Because Dracula's an asshole.
Fast forward to the 70s and an interracial gay couple of interior decorators buy up a bunch of stuff in Dracula's castle, including Mamuwalde's coffin. They're goofy, and definitely campy, but they're also innocent of what's about to happen, so there's definitely sympathy for them when they inadvertently ship Blacula to Los Angeles and awaken him and get killed.
After that, it slows down pretty hard. A doctor, Gordon Thomas (Thalmus Rasulala) begins investigating the deaths and turns into this movie's Abraham Van Helsing. Meanwhile, Mamuwalde runs into Tina (Vonetta McGee again) who's a dead ringer for his long-lost love and he chases her, getting run over by a taxi, and exsanguinating the sassy black cabbie lady as consolation.

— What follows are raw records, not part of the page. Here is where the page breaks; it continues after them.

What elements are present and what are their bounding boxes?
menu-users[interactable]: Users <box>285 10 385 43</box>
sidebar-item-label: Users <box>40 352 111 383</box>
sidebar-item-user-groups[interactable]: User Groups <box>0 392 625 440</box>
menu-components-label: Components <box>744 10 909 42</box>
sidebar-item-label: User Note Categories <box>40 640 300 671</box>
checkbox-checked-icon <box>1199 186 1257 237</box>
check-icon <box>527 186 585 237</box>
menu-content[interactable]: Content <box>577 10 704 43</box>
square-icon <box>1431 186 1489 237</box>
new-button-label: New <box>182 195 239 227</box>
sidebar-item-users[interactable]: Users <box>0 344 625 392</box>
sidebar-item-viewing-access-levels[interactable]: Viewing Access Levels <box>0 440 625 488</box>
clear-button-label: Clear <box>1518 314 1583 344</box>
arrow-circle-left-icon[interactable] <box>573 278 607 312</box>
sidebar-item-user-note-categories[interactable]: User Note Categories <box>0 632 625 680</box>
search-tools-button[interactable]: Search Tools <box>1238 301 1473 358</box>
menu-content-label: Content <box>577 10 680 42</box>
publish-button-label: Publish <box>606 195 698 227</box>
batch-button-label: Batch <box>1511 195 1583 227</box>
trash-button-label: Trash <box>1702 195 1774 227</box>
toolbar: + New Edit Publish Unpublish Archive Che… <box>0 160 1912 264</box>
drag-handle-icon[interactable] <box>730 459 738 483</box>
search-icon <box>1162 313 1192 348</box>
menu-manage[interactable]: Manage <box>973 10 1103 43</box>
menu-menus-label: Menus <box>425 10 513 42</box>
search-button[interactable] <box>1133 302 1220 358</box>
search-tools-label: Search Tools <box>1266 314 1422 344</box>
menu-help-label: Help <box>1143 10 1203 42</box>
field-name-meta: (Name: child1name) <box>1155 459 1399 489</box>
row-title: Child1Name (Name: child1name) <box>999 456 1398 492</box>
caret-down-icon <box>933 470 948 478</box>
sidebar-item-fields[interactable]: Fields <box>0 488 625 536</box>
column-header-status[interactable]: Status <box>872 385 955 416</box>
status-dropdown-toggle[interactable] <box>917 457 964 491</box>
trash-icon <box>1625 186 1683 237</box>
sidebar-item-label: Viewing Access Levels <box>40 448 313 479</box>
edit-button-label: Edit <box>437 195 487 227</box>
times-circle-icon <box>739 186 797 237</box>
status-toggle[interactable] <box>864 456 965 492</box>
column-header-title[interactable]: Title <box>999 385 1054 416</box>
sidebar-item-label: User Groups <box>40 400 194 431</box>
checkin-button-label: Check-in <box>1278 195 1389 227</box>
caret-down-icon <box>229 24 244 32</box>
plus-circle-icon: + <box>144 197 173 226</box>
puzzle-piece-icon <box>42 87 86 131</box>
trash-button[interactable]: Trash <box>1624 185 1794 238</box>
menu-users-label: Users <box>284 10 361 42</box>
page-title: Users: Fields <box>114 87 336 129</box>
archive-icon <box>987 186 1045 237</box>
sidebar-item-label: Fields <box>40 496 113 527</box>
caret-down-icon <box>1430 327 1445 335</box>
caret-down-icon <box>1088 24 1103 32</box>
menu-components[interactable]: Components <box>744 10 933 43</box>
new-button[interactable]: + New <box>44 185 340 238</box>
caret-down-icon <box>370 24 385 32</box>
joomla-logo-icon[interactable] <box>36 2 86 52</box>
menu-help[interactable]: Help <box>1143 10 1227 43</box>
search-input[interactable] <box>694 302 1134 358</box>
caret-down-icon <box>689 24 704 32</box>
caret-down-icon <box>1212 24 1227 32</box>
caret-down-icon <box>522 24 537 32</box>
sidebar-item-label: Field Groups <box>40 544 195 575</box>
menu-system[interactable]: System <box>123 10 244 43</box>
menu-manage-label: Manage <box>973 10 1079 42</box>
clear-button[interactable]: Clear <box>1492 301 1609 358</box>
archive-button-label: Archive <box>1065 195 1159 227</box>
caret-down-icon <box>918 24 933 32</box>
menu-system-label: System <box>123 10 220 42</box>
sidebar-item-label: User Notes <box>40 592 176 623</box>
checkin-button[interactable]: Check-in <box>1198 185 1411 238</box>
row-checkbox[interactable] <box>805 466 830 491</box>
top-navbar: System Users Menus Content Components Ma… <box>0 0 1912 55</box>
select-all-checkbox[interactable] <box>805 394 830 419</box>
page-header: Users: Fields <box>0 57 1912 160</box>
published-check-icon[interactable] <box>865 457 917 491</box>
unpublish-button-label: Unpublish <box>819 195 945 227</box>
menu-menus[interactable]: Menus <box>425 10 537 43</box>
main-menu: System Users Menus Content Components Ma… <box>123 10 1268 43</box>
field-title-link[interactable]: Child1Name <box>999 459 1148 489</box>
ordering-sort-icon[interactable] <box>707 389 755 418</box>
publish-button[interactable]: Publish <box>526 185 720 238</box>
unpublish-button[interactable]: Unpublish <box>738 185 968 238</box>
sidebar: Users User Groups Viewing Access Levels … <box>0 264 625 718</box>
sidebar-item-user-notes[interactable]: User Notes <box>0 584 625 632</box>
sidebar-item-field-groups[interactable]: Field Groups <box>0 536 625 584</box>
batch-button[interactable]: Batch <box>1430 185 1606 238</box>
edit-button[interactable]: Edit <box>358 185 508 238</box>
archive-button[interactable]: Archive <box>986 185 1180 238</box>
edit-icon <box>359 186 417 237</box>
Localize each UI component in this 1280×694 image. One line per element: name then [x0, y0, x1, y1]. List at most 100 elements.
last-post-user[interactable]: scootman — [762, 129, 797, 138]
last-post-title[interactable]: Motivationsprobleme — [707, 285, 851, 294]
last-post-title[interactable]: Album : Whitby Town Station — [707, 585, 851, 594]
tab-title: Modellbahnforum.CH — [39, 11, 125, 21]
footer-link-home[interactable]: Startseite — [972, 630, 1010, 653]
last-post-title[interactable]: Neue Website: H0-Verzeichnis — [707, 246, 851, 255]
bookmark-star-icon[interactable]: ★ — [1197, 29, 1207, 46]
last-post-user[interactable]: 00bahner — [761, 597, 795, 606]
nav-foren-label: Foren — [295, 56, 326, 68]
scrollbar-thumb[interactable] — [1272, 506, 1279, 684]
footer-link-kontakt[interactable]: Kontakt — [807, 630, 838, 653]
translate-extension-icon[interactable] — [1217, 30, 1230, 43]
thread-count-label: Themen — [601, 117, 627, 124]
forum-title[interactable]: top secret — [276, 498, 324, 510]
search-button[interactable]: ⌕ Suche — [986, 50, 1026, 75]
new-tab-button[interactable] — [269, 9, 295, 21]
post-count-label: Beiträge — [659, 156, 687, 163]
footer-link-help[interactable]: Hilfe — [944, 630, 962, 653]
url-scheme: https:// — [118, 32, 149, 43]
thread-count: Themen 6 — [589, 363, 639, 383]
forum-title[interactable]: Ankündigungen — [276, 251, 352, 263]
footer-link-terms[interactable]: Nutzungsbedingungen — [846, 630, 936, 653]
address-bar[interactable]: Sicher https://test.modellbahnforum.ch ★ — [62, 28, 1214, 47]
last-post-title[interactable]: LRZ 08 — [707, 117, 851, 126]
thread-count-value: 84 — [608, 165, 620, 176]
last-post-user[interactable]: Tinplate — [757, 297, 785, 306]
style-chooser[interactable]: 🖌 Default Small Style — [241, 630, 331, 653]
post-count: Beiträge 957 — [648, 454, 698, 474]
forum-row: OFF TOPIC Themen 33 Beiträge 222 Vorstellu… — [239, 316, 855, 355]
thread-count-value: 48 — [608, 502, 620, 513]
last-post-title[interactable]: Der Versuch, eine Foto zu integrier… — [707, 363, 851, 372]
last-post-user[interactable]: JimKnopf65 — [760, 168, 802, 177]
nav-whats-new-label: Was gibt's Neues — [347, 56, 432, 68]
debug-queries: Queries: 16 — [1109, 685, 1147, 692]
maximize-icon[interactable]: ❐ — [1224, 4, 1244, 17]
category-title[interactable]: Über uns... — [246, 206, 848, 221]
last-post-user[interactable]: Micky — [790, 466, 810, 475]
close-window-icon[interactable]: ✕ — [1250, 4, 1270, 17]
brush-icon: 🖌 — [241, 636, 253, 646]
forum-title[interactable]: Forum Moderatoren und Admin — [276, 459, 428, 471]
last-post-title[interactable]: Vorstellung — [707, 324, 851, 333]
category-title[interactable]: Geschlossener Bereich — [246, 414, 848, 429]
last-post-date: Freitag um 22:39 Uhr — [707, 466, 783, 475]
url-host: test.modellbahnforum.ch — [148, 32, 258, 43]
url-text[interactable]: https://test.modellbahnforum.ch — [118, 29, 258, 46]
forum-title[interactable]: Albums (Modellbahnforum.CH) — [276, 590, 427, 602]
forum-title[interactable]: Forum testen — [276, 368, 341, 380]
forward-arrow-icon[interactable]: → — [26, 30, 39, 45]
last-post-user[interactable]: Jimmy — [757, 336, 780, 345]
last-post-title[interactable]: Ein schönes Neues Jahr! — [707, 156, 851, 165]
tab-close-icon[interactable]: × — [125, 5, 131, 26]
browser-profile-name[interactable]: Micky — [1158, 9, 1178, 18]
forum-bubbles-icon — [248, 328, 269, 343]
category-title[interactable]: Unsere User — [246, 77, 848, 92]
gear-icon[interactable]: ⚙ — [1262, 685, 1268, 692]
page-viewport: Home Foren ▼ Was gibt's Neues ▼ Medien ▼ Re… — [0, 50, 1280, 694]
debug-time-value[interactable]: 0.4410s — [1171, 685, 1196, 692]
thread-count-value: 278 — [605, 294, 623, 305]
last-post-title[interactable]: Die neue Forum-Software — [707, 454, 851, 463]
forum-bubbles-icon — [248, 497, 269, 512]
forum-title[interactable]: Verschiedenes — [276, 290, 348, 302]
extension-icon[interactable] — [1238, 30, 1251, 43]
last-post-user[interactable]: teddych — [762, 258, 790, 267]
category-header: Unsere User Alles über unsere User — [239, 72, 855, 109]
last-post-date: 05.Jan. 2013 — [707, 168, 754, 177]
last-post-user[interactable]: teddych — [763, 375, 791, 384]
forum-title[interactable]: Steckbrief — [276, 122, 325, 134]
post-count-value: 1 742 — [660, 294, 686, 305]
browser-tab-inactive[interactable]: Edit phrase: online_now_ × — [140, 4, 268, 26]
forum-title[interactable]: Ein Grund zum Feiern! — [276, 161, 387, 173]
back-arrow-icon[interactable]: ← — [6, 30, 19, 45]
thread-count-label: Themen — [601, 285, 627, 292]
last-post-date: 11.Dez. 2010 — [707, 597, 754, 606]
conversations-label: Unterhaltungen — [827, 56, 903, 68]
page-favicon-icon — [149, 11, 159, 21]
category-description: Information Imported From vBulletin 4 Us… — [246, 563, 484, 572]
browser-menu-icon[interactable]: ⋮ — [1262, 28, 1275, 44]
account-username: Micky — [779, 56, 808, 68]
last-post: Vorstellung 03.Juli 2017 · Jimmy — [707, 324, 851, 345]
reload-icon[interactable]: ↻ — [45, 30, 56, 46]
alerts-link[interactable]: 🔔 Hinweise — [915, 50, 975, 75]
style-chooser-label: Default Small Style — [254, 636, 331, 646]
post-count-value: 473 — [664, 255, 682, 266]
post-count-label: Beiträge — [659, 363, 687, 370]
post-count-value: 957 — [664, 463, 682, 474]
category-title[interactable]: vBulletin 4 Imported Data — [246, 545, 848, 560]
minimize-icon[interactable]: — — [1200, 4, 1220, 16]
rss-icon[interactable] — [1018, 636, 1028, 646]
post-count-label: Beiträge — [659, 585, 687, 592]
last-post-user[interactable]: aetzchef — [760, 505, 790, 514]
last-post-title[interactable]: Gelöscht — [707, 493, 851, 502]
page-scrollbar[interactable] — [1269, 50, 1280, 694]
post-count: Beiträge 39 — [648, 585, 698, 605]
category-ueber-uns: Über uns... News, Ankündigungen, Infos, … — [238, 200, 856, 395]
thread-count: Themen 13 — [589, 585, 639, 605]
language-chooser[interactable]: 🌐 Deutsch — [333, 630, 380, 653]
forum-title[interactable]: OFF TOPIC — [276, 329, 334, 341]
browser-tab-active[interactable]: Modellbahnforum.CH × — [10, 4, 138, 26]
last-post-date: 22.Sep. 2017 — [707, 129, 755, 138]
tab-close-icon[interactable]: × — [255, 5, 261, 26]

Then it turns into a slow build of Dr. Thomas figuring out Mamuwalde is Blacula, and his allies trying to save Tina and stop a vampire outbreak across the city. There's a fun scene of a photographer developing a photo of Mamuwalde that he doesn't show up in (before she gets eaten by Blacula, of course), the vampire Cabbie waking up in the hospital and charging down character actor Elisha Cook Jr (from The Maltese Falcon) that's actually kind of spooky, some vampires in cheap capes get thrown into cardboard boxes, and a bunch of extras dressed like motorcycle cops get killed.
There's really not a whole lot to the movie, actually. It borrows heavily from the classic Bela Lugosi Dracula plot while throwing in the love story angle from Boris Karloff's The Mummy. That's fine, its just very pedestrian. The cast is fine, the effects are low budget, and it would be rather forgettable if not for one thing: William Marshall.
Marshall anchors and elevates the movie above its shortcomings by bringing a sense of tragic gravitas to the character. His rumbling bass voice helps too, along with his Shakespearean background. He's more sympathetic than Dracula traditionally is, and despite running rampant across LA for several nights, his death at the end of the movie is handled with a lot of dignity. After he is denied love one last time, he chooses to walk out into the morning sunlight. Marshall makes a scene where he walks up a flight of stairs and falls over dead into something not goofy. That's some real talent there.
Blacula occupies a kind of middle ground of averageness in the Blaxploitation genre. Its inoffensive, competent enough and mostly forgettable. I do, however, recommend it for William Marshall's performance as Mamuwalde. That's worth seeing.